Allete Clean Energy is planning to build an 80-megawatt wind farm near Geyser under a 15-year power purchase agreement with NorthWestern Energy.
Allete acquired the South Peak project from Peak Clean Energy and expects to bring it online by late 2019.
The project will feature GE wind turbines, combined with 15-year servicing agreement with General Electric, according to a company release.
More information about the energy prices from the South Peak wind project should be available this week, since NorthWestern Energy plans to file notice on Monday with the Public Service Commission.
The South Peak wind farm will be located next to NorthWestern Energy’s existing Spion Kop wind farm and electricity will be fed into NorthWestern’s transmission grid via a direct connection, according to Allete.
NorthWestern currently has just under 450 megawatts of wind capacity on its system now, according to Butch Larcombe, NorthWestern spokesman.
The Allete project is what is known as a “qualifying facility,” the product of the 1970s-era federal law, the Public Utilities Regulatory Policy Act, or PURPA, Larcombe said. NorthWestern is required to buy power from qualifying facilities, Larcombe said, regardless of whether the company needs it.
NorthWestern has other potential qualifying facility wind-generation projects in the works, Larcombe said, and the company has power purchase agreements with three other projects that could have capacity of about 185 megawatts. With the Allete project, the total is about 265 megawatts of possible added generation, Larcombe said, though there is no guarantee that all the projects will materialize.
In order to qualify for federal renewable energy production tax credits, the project will use wind turbines purchased by Allete Clean in 2016 that meet the standards for the production tax credit “safe harbor” provision, according to an Allete release.
“With more untapped safe harbor capacity and the continued interest in renewable wind energy within the industry, Allete Clean Energy’s deal pipeline remains robust as it answers the call to transform the nation’s energy landscape,”Alan Hodnik, Allete’s chairman, president and chief executive, said in a release.
Wind is becoming a top source of electricity for NorthWestern Energy.

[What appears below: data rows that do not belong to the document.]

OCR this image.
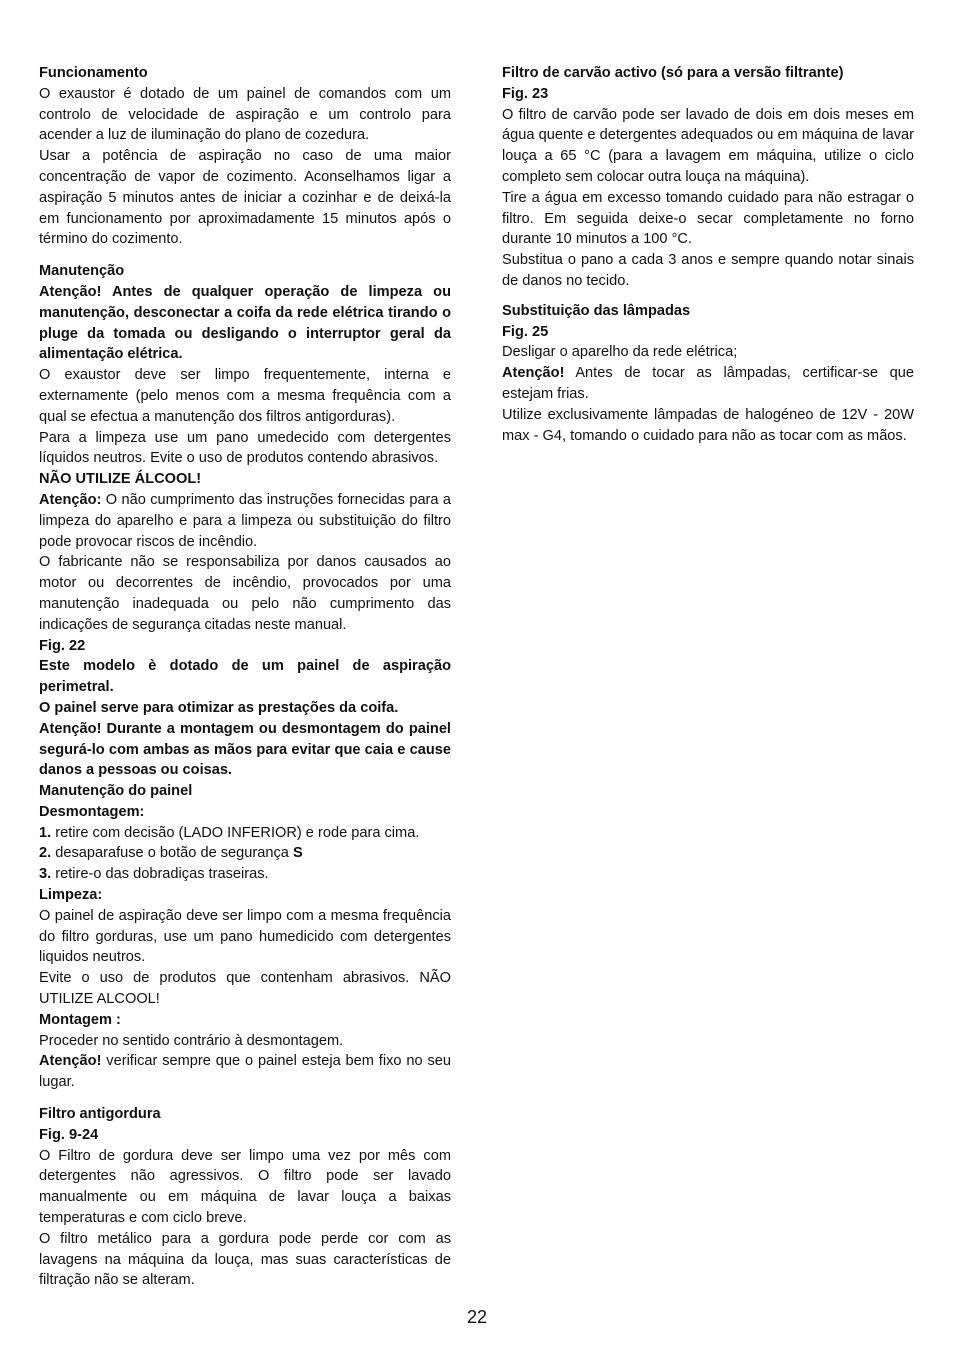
Funcionamento

O exaustor é dotado de um painel de comandos com um controlo de velocidade de aspiração e um controlo para acender a luz de iluminação do plano de cozedura.

Usar a potência de aspiração no caso de uma maior concentração de vapor de cozimento. Aconselhamos ligar a aspiração 5 minutos antes de iniciar a cozinhar e de deixá-la em funcionamento por aproximadamente 15 minutos após o término do cozimento.

Manutenção

Atenção! Antes de qualquer operação de limpeza ou manutenção, desconectar a coifa da rede elétrica tirando o pluge da tomada ou desligando o interruptor geral da alimentação elétrica.

O exaustor deve ser limpo frequentemente, interna e externamente (pelo menos com a mesma frequência com a qual se efectua a manutenção dos filtros antigorduras).

Para a limpeza use um pano umedecido com detergentes líquidos neutros. Evite o uso de produtos contendo abrasivos.

NÃO UTILIZE ÁLCOOL!

Atenção: O não cumprimento das instruções fornecidas para a limpeza do aparelho e para a limpeza ou substituição do filtro pode provocar riscos de incêndio.

O fabricante não se responsabiliza por danos causados ao motor ou decorrentes de incêndio, provocados por uma manutenção inadequada ou pelo não cumprimento das indicações de segurança citadas neste manual.

Fig. 22

Este modelo è dotado de um painel de aspiração perimetral.

O painel serve para otimizar as prestações da coifa.

Atenção! Durante a montagem ou desmontagem do painel segurá-lo com ambas as mãos para evitar que caia e cause danos a pessoas ou coisas.

Manutenção do painel

Desmontagem:

1. retire com decisão (LADO INFERIOR) e rode para cima.

2. desaparafuse o botão de segurança S

3. retire-o das dobradiças traseiras.

Limpeza:

O painel de aspiração deve ser limpo com a mesma frequência do filtro gorduras, use um pano humedicido com detergentes liquidos neutros.

Evite o uso de produtos que contenham abrasivos. NÃO UTILIZE ALCOOL!

Montagem :

Proceder no sentido contrário à desmontagem.

Atenção! verificar sempre que o painel esteja bem fixo no seu lugar.

Filtro antigordura

Fig. 9-24

O Filtro de gordura deve ser limpo uma vez por mês com detergentes não agressivos. O filtro pode ser lavado manualmente ou em máquina de lavar louça a baixas temperaturas e com ciclo breve.

O filtro metálico para a gordura pode perde cor com as lavagens na máquina da louça, mas suas características de filtração não se alteram.

Filtro de carvão activo (só para a versão filtrante)

Fig. 23

O filtro de carvão pode ser lavado de dois em dois meses em água quente e detergentes adequados ou em máquina de lavar louça a 65 °C (para a lavagem em máquina, utilize o ciclo completo sem colocar outra louça na máquina).

Tire a água em excesso tomando cuidado para não estragar o filtro. Em seguida deixe-o secar completamente no forno durante 10 minutos a 100 °C.

Substitua o pano a cada 3 anos e sempre quando notar sinais de danos no tecido.

Substituição das lâmpadas

Fig. 25

Desligar o aparelho da rede elétrica;

Atenção! Antes de tocar as lâmpadas, certificar-se que estejam frias.

Utilize exclusivamente lâmpadas de halogéneo de 12V - 20W max - G4, tomando o cuidado para não as tocar com as mãos.

22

The company currently has about 480 megawatts of hydro generation capacity; 240 megawatts of coal-related generation; about 60 megawatts of natural gas generation capacity and 17 megawatts of solar capacity, according to Larcombe.
Those figures are the maximum possible output of the generating plants, Larcombe said, and the actual output is lower.
About 60 percent of the electricity NorthWestern Energy provides to Montana customers comes from renewable wind, water and solar, Larcombe said.
“The coal and natural gas are critical to our ability to provide reliable, affordable service to our customers, regardless of whether the wind is blowing,” Larcombe said. “We needed added generation capacity in Montana to meet regional reliability standards and the daily needs of our customers. While wind can help somewhat, it is highly variable and not always available when we need it the most, often on the coldest and hottest days of the year.”